Now this requires some vetting. The reporter's story used quotes from Mr. Robichaux: "Are you aware that President Bush graduated from our school?" Whitham said, according to Robichaux. "There's nothing funny about this -- we could go further. . . . And do you have the resources to fight this?"

So in order for the representation to be inaccurate, Mr. Robichaux would have to have been misquoted or lying. Which is it? Unless he happened to know independently that both Bushes went to Andover, he couldn't have been lying about that part of the conversation with Whitman. And it seems like an awfully curious thing for a reporter to have deliberately invented. My bet is Whitman has a nasty streak (odd thing for a litigator, eh?).

One very important point needs to be made about Mr. Beam.

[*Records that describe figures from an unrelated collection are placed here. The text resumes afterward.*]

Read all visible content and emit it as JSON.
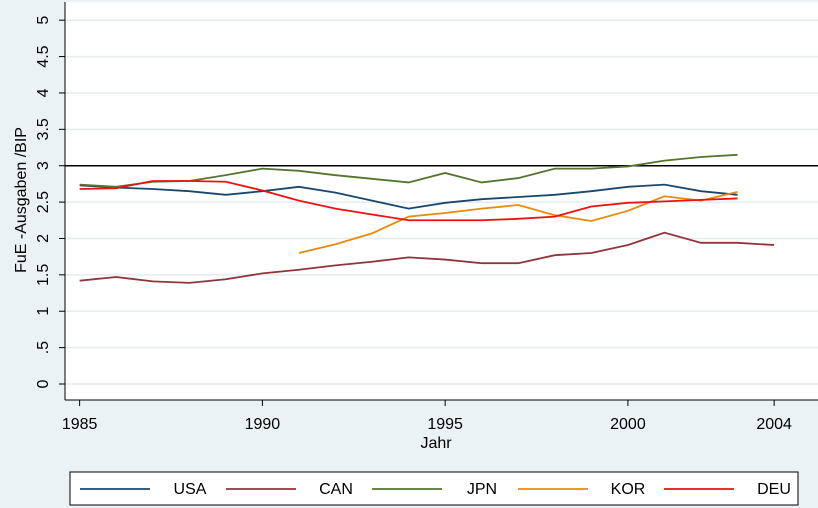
{
  "chart_data": {
    "type": "line",
    "ylabel": "FuE -Ausgaben /BIP",
    "xlabel": "Jahr",
    "x": [
      1985,
      1986,
      1987,
      1988,
      1989,
      1990,
      1991,
      1992,
      1993,
      1994,
      1995,
      1996,
      1997,
      1998,
      1999,
      2000,
      2001,
      2002,
      2003,
      2004
    ],
    "series": [
      {
        "name": "USA",
        "color": "#1a476f",
        "values": [
          2.73,
          2.7,
          2.68,
          2.65,
          2.6,
          2.65,
          2.71,
          2.63,
          2.52,
          2.41,
          2.49,
          2.54,
          2.57,
          2.6,
          2.65,
          2.71,
          2.74,
          2.65,
          2.6,
          null
        ]
      },
      {
        "name": "CAN",
        "color": "#90353b",
        "values": [
          1.42,
          1.47,
          1.41,
          1.39,
          1.44,
          1.52,
          1.57,
          1.63,
          1.68,
          1.74,
          1.71,
          1.66,
          1.66,
          1.77,
          1.8,
          1.91,
          2.08,
          1.94,
          1.94,
          1.91
        ]
      },
      {
        "name": "JPN",
        "color": "#55752f",
        "values": [
          2.74,
          2.71,
          2.78,
          2.79,
          2.87,
          2.96,
          2.93,
          2.87,
          2.82,
          2.77,
          2.9,
          2.77,
          2.83,
          2.96,
          2.96,
          2.99,
          3.07,
          3.12,
          3.15,
          null
        ]
      },
      {
        "name": "KOR",
        "color": "#e88a0c",
        "values": [
          null,
          null,
          null,
          null,
          null,
          null,
          1.8,
          1.92,
          2.07,
          2.3,
          2.35,
          2.41,
          2.46,
          2.32,
          2.24,
          2.38,
          2.58,
          2.52,
          2.64,
          null
        ]
      },
      {
        "name": "DEU",
        "color": "#ee1111",
        "values": [
          2.68,
          2.69,
          2.79,
          2.79,
          2.78,
          2.66,
          2.52,
          2.41,
          2.33,
          2.25,
          2.25,
          2.25,
          2.27,
          2.3,
          2.44,
          2.49,
          2.51,
          2.53,
          2.55,
          null
        ]
      }
    ],
    "xlim": [
      1984.6,
      2005.2
    ],
    "xticks": [
      1985,
      1990,
      1995,
      2000,
      2004
    ],
    "ylim": [
      -0.22,
      5.25
    ],
    "yticks": [
      0,
      {
        "value": 0.5,
        "label": ".5"
      },
      1,
      1.5,
      2,
      2.5,
      3,
      3.5,
      4,
      4.5,
      5
    ],
    "yline": 3,
    "grid": true,
    "legend": "bottom"
  }
}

If it is indeed true that a columnist of his tenure entirely ignored Michael Feinberg's letter before writing his attack piece, then the Boston Globe needs, at the very least, to apologize to the Phillips Academy community and smack Beam around.

Beam arrogantly ends his August 30th column with the following gratutious slap: "Maybe the preppies should throw in a little hurricane relief to atone for their arrogance and stupidity."

While there is plenty of time to debate who are the arrogant and stupid in this, I hope he didn't miss this story that ran in his own newspaper four days later:

"Public and private schools across Massachusetts yesterday opened their doors to students displaced by Hurricane Katrina, offering financial aid, speedy enrollment, and help getting settled in their new home away from home....

...Phillips Academy received dozens of calls from families for spaces in its 1,080-student school, Barbara Chase, head of school, said.

Phillips staff members landed in Houston yesterday and plan to meet with families at public and private schools to gauge their interest in attending the private school. Students will have to take a placement test, and if accepted, the school could provide financial aid, Chase said.

''This is an extraordinary circumstance, and we want to open up our community," Chase said. ''All of us are just devastated by everything we're seeing."

So Alex, while you were patting yourself on the back for your righteousness, the preppies were at the Houston Astrodome with survivors, looking for kids to bring to campus.

And since last week, what have you done?